Edit This answer was for the OPs original question, which was different in that each probability was supposed to be lower by a fixed amount than the previous one.

Well, let's see what the constraints say. You want to have P(k) = P(k - 1) - x. So we have:

P(0)

P(1) = P(0) - x

P(2) = P(0) - 2x ...

In addition, Sum_k P(k) = 1. Summing, we get:

1 = (n + 1)P(0) -x * n / 2 (n + 1),

This gives you an easy constraint between x and P(0). Solve for one in terms of the other.

Answer 3

For this I would use the Mersenne Twister algorithm for a uniform distribution which Boost provides, then have a mapping function to map the results of that random distribution to the actual number select.

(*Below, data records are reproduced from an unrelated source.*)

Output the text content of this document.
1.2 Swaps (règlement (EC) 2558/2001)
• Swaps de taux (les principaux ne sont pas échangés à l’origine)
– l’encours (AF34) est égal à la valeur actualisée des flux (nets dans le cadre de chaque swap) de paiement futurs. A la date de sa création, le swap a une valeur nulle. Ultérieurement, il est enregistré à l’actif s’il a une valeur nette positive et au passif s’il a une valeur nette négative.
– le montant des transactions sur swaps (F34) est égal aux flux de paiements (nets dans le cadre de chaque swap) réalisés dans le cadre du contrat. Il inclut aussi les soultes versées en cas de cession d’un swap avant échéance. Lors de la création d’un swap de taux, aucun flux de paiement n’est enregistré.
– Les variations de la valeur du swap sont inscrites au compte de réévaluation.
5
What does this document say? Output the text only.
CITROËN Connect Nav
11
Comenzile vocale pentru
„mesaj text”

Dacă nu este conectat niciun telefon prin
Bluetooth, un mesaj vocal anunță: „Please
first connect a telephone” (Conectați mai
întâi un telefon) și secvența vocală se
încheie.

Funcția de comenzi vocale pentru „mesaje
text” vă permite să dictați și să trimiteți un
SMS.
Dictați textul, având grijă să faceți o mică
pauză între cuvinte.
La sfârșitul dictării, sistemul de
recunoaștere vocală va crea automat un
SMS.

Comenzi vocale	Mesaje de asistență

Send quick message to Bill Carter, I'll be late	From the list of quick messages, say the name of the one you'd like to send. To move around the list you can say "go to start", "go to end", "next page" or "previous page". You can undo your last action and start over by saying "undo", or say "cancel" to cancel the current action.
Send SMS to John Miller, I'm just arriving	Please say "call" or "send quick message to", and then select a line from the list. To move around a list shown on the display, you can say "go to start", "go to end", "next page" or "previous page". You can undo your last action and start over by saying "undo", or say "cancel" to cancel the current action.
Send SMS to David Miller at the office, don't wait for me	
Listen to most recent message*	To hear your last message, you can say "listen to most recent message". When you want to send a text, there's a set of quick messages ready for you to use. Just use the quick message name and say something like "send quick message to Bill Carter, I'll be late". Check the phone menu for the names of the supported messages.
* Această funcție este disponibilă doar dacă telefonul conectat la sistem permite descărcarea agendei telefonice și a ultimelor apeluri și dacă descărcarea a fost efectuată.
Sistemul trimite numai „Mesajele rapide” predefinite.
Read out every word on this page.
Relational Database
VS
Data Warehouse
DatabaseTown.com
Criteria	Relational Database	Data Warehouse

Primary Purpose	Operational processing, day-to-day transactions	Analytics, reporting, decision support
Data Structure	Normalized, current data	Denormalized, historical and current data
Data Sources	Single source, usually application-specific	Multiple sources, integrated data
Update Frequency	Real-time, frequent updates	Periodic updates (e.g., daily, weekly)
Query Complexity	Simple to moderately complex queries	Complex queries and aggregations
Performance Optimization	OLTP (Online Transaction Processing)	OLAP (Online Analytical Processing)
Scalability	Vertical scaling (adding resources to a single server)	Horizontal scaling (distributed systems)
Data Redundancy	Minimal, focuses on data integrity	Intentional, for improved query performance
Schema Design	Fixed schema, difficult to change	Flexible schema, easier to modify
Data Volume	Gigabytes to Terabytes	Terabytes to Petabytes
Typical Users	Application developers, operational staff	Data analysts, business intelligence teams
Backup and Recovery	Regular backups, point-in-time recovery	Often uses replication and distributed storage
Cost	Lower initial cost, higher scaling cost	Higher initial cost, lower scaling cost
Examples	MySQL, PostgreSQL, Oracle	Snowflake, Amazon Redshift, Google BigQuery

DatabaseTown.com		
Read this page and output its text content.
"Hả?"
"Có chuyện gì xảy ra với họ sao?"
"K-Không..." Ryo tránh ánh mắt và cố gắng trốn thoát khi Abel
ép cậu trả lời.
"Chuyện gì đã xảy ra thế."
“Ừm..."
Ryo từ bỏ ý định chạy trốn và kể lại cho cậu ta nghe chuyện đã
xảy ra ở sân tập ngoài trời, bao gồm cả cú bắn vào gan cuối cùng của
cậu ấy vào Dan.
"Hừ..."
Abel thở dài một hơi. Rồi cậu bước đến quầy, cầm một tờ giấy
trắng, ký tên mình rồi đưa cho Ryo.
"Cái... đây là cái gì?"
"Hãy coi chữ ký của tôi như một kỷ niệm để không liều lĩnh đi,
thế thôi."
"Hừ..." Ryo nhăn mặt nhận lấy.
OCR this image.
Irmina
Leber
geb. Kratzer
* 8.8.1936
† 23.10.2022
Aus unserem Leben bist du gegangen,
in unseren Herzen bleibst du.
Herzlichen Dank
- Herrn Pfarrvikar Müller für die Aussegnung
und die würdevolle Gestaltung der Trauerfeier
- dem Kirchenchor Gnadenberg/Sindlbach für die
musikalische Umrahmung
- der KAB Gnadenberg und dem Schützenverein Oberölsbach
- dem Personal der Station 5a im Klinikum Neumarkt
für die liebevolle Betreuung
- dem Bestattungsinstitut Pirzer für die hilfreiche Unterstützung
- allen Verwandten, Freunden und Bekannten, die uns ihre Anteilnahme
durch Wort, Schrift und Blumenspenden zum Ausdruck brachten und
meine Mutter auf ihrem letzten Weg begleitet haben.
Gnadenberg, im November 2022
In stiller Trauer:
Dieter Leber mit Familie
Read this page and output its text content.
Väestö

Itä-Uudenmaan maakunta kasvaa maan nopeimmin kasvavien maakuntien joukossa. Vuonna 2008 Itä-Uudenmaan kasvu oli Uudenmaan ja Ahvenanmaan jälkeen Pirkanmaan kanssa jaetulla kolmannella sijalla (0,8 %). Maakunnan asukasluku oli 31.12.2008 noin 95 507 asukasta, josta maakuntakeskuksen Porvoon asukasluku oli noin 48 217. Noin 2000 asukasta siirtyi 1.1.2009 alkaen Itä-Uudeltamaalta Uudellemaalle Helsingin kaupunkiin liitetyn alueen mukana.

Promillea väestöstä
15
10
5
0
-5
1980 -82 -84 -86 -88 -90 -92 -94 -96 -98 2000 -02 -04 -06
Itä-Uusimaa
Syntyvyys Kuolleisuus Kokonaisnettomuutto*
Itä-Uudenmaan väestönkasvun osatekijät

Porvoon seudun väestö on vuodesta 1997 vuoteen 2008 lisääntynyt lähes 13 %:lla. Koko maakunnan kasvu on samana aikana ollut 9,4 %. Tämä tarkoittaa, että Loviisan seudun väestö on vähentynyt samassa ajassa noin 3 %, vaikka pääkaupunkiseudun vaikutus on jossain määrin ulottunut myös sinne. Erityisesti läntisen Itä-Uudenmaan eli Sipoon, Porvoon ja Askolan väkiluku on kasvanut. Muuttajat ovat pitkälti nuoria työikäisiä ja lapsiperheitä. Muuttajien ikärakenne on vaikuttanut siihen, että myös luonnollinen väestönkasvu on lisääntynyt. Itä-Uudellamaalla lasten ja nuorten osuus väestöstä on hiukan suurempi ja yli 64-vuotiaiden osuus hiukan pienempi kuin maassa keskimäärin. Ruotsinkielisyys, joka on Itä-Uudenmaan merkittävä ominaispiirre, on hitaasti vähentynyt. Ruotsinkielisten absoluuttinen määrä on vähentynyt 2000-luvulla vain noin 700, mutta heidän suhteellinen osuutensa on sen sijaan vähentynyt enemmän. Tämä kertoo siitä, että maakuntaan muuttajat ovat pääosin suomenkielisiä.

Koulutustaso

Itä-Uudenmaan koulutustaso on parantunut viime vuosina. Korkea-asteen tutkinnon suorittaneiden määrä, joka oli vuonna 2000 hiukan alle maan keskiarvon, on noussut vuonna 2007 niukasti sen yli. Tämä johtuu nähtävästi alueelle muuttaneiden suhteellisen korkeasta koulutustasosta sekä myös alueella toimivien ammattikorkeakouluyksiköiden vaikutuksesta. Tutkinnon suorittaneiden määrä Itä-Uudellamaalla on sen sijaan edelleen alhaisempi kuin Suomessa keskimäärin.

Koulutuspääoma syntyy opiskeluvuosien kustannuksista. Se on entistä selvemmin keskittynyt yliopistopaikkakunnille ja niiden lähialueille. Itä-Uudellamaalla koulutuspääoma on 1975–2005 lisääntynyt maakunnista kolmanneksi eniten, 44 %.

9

Here's a quick example of a potential implementation, although I left out the quadtratic equation implementation since it is well known:

int f_of_xib(int x, int i, int b)
{
    return x * i * i / 2 + b * i;
}

int b_of_x(int i, int x)
{
    return (r - ( r ) / 2 );
}


int pickANumber(mt19937 gen, int n, int x)
{
    // First, determine the range r required where the probability equals i * x
    // since probability of each increasing integer is x higher of occuring.
    // Let f(i) = r and given f'(i) = x * i then r = ( x * i ^2 ) / 2 + b * i
    // where b = ( r - ( x * i ^ 2 ) / 2 ) / i . Since r = x when i = 1 from problem
    // definition, this reduces down to b = r - r / 2. therefore to find r_max simply
    // plugin x to find b, then plugin n for i, x, and b to get r_max since r_max occurs
    // when n == i.

    // Find b when 
    int b = b_of_x(x);
    int r_max = f_of_xib(x, n, b);

    boost::uniform_int<> range(0, r_max);
    boost::variate_generator<boost::mt19937&, boost::uniform_int<> > next(gen, range);

    // Now to map random number to desired number, just find the positive value for i
    // when r is the return random number which boils down to finding the non-zero root
    // when 0 = ( x * i ^ 2 ) / 2 + b * i - r
    int random_number = next();

    return quadtratic_equation_for_positive_value(1, b, r);
}



int main(int argc, char** argv)
{
    mt19937 gen;
    gen.seed(time(0));

    pickANumber(gen, 10, 1);

    system("pause");
}